Download the keyboard shortcut guide from the Exercise Files tab.
When you are making Levels or Curves adjustment in an image, it's often helpful to see where things are going to clip, meaning where the dark is going to go to absolute black and where the highlight is going to go to absolute white, where they are going to blow out, and you are going to lose detail. So they call that clipping preview. Let's go ahead and choose a Levels adjustment layer here, and that brings up the Levels adjustment in this panel. And you see, I have a black slider, a gray slider, and a white slider. If I move the black slider to where what we call the piles of tiles, where these tones actually begin in earnest here in any significant quantity. You can see the image is getting darker as I move that black slider to the right. But I may want to see where are pixels in the image going to absolute black.
To do that hold, down the Option key or the Alt key on Windows as you drag the slider. Now at first, everything goes completely white. As you drag to the right, you will see where pixels are starting to appear, those are going to black. If you see absolutely black pixels, that means in all three channels in RGB, their tonal value is now 0, 0, 0. If you only see specific colors like the yellow or the red or the cyan or whatever, those colors are only shifting in their particular channel but not all three. Same thing for the highlight preview. If I hold down Option or Alt and grab it, everything turns to black at first. So you can see I don't have a lot of detail in the legs in the red channel.

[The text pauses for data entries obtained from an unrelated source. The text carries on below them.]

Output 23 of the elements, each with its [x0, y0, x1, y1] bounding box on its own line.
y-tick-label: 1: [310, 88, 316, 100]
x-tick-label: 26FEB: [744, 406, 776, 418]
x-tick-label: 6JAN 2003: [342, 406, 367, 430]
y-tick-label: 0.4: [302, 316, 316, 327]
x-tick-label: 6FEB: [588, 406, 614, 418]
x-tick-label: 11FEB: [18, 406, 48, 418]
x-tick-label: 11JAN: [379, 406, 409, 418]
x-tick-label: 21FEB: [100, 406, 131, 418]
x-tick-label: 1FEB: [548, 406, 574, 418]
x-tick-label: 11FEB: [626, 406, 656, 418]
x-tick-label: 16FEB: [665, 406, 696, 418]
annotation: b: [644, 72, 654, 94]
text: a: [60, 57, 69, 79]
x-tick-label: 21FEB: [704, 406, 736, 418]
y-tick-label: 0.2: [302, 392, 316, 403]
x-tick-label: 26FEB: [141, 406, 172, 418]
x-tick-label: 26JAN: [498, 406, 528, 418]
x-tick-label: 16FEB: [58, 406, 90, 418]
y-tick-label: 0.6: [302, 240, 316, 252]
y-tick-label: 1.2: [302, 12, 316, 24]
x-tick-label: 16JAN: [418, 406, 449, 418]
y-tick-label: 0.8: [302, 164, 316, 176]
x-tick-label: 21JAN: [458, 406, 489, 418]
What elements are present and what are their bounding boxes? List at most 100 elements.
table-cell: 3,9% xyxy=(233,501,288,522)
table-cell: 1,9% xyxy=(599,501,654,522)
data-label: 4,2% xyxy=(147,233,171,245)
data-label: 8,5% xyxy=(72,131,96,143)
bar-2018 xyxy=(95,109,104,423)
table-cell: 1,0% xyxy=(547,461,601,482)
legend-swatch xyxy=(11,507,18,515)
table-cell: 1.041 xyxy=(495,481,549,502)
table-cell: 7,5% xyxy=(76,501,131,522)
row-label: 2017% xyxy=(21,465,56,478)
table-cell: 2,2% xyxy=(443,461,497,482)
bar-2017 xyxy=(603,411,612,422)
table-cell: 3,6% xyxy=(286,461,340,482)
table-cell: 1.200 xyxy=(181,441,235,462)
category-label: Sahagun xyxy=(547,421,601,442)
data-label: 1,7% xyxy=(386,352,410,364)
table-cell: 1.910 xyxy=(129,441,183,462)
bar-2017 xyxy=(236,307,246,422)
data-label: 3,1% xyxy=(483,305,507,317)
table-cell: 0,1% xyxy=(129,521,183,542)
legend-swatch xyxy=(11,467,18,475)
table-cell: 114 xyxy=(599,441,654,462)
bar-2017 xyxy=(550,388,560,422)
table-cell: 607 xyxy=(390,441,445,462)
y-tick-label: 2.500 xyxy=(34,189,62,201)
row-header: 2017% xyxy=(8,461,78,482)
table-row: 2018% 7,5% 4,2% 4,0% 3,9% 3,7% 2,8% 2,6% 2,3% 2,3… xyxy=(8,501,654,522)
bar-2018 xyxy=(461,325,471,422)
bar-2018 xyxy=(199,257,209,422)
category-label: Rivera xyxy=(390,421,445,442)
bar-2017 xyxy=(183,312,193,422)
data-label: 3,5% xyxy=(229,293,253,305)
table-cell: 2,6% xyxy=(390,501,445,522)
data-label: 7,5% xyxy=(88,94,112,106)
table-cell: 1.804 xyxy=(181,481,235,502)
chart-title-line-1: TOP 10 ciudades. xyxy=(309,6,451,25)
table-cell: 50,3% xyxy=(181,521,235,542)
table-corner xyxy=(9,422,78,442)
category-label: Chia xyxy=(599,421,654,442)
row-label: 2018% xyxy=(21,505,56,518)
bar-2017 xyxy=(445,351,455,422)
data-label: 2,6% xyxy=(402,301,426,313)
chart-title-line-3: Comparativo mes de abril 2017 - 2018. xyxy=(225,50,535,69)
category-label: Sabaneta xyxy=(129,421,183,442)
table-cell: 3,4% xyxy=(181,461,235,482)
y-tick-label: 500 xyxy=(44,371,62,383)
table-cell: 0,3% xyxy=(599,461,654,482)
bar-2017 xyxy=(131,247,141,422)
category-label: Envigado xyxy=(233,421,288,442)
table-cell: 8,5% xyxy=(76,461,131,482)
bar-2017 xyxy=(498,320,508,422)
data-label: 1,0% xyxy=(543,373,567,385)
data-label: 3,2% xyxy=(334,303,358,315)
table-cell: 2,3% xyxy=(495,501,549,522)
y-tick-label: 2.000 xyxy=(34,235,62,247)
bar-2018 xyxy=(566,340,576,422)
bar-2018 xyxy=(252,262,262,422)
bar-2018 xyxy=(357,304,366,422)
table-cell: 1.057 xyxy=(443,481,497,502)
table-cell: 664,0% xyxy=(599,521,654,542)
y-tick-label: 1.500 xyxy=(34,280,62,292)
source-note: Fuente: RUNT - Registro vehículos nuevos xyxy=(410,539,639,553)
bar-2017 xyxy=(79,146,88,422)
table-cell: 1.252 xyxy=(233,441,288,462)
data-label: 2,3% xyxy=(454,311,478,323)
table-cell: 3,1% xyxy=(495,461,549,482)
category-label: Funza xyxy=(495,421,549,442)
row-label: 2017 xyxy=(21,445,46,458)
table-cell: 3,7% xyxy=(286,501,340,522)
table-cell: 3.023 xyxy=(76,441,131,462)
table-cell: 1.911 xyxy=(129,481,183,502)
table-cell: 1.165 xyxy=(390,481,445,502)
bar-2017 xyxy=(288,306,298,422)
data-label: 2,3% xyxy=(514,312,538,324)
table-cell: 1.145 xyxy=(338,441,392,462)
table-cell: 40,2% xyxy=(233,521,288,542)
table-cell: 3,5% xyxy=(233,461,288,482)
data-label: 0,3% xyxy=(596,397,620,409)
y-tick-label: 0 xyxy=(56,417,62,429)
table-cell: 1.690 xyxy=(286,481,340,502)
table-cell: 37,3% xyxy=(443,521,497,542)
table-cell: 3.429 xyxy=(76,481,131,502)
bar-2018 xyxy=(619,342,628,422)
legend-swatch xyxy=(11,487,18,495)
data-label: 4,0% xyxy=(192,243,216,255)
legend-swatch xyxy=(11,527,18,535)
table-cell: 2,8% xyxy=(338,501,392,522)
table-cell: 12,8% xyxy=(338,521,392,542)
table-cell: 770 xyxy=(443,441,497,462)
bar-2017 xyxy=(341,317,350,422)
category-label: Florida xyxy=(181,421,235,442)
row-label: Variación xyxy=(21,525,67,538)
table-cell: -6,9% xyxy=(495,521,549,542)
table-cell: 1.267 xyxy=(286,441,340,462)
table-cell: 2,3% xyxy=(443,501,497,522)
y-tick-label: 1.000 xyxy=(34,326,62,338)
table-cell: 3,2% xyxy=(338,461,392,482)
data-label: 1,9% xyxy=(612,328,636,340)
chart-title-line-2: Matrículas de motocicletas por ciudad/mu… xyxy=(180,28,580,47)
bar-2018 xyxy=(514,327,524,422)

So if I slide this over to left, you will see in the red, those are going to go to absolute loss of detail there. Only the areas that are actually white against that black background are going to absolute white in all three channels. So if you look at the top of the image near her shorts, I'll let go off the Option key for a second, you can see there is a little highlight there from the sun on the bottom of her shorts. So you can see that's where that's clipping all the way to white. So this is just a way to get clipping preview as you make these adjustments. So you can back off a little bit, so you don't blow out detail where you want to keep it. Same thing for the Curves adjustment. Let's go ahead and delete that Levels adjustment. We'll create a Curves adjustment layer instead.
Again, I have got those same sliders. I guess I don't have that middle slider. I just have the black slider and the white slider as I saw in the Curves adjustment. Again, hold down Option or Alt, and you get the clipped preview as you drag the slider just like you saw in the Levels adjustment as well. So the same behavior. These shortcuts, the Option key or the Alt key, they work in the Levels and Curves dialog versions of these adjustments as well. So it's your choice whatever when you are using, you can get an accurate clipping preview by holding down Option or Alt as you drag those sliders.